XML compliance in HTML5

See labnotebook/issues/21

HTML5 allows tags to be unclosed, e.g. <meta charset="utf-8"> instead of <meta charset="utf-8" /> but this is not valid XML.

See: * Polyglot/xhtml5 author guide * Benefits of XML * W3C XHTML media type * Optional tags in html5

Note that tags with no content must be closed with /> (like the meta example) while tags with content must get a normal closing (<li> item </li> etc). Despite this, the HTML5 spec is kinda logical since closing is syntax redundant even though not closing is not valid XML, see SO question for discussion.

example

Basic XML parsing is now possible, e.g. in R:

require(XML)
require(RCurl)
tt <- getURLContent("https://www.carlboettiger.info/2012/10/25/stochastic-dynamic-programming-with-gaussian-process-approx.html")
doc <- xmlParse(tt)
getNodeSet(doc, "//x:meta", namespace="x")

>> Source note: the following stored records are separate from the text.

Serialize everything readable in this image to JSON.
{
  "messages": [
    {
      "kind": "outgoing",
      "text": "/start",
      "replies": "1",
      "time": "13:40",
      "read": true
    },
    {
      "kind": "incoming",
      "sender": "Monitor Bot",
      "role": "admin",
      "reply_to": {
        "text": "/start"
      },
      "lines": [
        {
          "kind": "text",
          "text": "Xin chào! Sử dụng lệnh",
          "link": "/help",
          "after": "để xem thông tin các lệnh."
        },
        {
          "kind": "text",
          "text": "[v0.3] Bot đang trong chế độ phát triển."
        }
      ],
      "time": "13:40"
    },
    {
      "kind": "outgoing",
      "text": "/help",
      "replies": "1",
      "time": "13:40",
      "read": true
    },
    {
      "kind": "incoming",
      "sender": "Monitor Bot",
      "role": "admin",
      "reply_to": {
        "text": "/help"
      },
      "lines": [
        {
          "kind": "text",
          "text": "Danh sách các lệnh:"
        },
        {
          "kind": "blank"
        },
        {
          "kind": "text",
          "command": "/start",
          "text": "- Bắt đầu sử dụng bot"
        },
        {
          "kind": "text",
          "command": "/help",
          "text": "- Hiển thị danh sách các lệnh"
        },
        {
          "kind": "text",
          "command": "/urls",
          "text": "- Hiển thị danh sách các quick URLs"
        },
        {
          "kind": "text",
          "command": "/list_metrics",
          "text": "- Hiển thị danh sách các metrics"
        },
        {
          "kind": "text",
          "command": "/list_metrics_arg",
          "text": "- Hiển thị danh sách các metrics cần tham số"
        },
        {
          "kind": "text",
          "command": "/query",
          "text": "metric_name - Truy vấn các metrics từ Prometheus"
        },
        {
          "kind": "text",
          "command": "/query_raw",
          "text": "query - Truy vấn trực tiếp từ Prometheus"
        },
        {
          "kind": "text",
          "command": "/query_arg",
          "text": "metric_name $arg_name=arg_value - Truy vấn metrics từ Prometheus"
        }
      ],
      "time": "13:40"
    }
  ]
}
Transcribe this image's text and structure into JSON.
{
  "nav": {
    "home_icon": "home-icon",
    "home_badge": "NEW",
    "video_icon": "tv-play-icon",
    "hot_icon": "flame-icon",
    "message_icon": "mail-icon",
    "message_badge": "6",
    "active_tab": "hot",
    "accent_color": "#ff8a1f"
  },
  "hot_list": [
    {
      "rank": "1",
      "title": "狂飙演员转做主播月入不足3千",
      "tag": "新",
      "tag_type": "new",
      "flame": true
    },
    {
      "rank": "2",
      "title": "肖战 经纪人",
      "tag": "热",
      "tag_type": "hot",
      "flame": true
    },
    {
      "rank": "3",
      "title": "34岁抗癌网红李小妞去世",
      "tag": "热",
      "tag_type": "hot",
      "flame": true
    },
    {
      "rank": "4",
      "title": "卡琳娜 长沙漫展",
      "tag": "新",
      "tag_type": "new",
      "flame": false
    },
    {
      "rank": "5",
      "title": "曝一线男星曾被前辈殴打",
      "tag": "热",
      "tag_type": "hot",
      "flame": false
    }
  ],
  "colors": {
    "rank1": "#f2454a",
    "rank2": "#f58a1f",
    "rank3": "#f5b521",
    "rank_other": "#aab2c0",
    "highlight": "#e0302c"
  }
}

Validation requires meta tags only appear in <head> and not <body> (but still do use property and not name for RDFa properties). Validation also requries all images have alt-text, which means I should remember to use anchor text om pandoc images (e.g. also name my graph knitr chunks intelligently). Otherwise the site validates as HTML5.

Ignoring the declared content-type will nearly validate as XML. Had to make the attribute onClick from the Google tracker javascript lowercase onclick, like all other attributes. Now th only challenge is that HTML5 needs lang= declared in <html> tag, (while is tolerant of xml:lang), but XML doesn’t want to see lang in the <html> tag. Perhaps can go somewhere else and be valid HTML5? (Using a meta tag for this is now obsolete).

MathML

Mathml namespace is loaded by default in HTML5 (a native namespace). Currently using the javascript MathJax which has very nice display and interactive toggles (including getting the latex or mathml source). It looks like MathJax can take either latex input or mathml input, and Pandoc can render the latex source (much much nicer to type) into mathml. Just need to get pandoc to convert the source to mathml and then have the mathml rendered pretty by MathJax css, e.g. https://www.mathjax.org/demos/mathml-samples/. This may also load faster than javascript-based rendering of MathJax(?)

ALM goals

Headed to the PLOS ALM conference with ropensci next week. Should be a good chance to catch up on projects:

  • rfigshare to CRAN
  • semantic knitcitations
  • Mark Hahnel: figshare archiving of notebook – archive the markdown? archive code? archive git repos?
  • Martin Fenner: Scholarly HTML standards, notebook standards (can we get John Kunze involved?)